Like OMG! I was expected to know my field before the butler had come with my morning tea! How dare they?!

Sorry, Princess, but in plenty of interviews, some of us have about 15 minutes to spend with you before evaluating you, and that means that we’re going to test you out during the time we have. I guess only rural people eat bacon or care about genocide during inconvenient times. How…culturally low can you get?

It was only in the past 10 years that the town had gotten rid of its last house with dirt floors. He also pointed out the vacant lot where the town had to seal and burn a house because the people living in it had let it go for so long that when the building inspector finally came, he found that the occupants, without plumbing, had been using litter boxes for years.

Like OMG! There are poor people there! And you can see them! Ewwwwww! I’m, so, like, grossed out! Of course, if this person were an actual urban dweller, human feces on the sidewalk wouldn’t phase her because homeless men and women–remaining human beings despite our fervent desire they cease existing—have to go somewhere. So if shit bothers you, best scamper back to the sanitized suburb you love so much.

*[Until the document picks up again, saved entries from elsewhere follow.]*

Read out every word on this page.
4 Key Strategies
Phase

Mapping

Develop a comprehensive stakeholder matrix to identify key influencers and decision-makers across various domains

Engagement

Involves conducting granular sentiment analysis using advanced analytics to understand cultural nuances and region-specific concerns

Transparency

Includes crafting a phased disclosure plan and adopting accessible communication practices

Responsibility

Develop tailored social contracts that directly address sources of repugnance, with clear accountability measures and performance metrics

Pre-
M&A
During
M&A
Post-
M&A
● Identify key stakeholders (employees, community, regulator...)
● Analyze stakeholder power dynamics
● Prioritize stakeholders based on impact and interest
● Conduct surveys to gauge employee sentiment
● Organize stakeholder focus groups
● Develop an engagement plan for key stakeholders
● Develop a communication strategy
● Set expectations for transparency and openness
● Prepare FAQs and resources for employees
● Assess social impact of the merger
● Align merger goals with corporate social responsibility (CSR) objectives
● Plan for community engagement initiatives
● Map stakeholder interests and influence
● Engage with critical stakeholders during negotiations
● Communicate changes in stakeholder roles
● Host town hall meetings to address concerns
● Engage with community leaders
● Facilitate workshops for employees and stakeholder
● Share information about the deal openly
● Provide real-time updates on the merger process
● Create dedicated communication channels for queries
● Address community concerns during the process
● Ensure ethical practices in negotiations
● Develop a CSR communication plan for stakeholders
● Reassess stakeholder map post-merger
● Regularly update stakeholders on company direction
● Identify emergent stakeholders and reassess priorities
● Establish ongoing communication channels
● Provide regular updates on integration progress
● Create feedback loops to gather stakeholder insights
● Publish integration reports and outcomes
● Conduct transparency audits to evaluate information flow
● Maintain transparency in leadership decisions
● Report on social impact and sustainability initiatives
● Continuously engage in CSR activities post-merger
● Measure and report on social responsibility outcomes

And sure enough–Princess Jill lives in New Hampshire. Well, there’s a state that is a hotbed of cultural experience better than anywhere else, for sure.

During my professional lecture about my research, the questions were, as is usually the case in job interviews, more about the work of the questioner than about my scholarship: “Why didn’t you write about labor union activity in public?” Well, I didn’t write about labor unions because the book is about hippies and festivity, not labor unions. It’s a monograph, not an encyclopedia. “How did the theories of Bakhtin influence the hippies?” Most 17-year-old hippies had never even heard of Bakhtin, let alone read his theories. Come on, people. This is my research—not yours. Stop trying to show off to your colleagues.

And like OMG! People asked me about my research during the job talk! Don’t they know that my topic is more important than what they are thinking about because, well, I’m researching it! I mean, only a bunch of idiots would fail to see how my research is important because I did it! Justify why my topic is worthier than another? Ha! Only fools can’t see the inherent greatness! Glah. So beneath moi!

Next you thing you know, they’ll expect me to contribute to teaching that bores me! My GOD!

Look, I make no secret of the fact that I hated living in Blacksburg when I spent three years there at Virginia Tech. But it wasn’t the fault of my colleagues who were, for the most part, terrific scholars and who have become good friends. I couldn’t support my research very well in a rural area–I am an urban planner after all–and I, too, prefer urban areas.

But you have a choice when thinking about whether a job fits you or not. The facts are, most young scholars teach general education requirements at the beginning of their careers, and only departmental good guys like me willingly continue to teach heavy-load, introductory classes later in our careers. Few people teach nothing but classes in their specialization, and flouncing around that you are too good to teach general ed classes–the classes that pay everybody’s salary–makes you sound like a spoiled brat, not an underappreciated genius.

If you really can get better offers in better locations, then go get a better offer and then negotiate–or leave if the pasture is really greener. Nobody needs to hear your self-aggrandizing rationale for why you’re too good for something.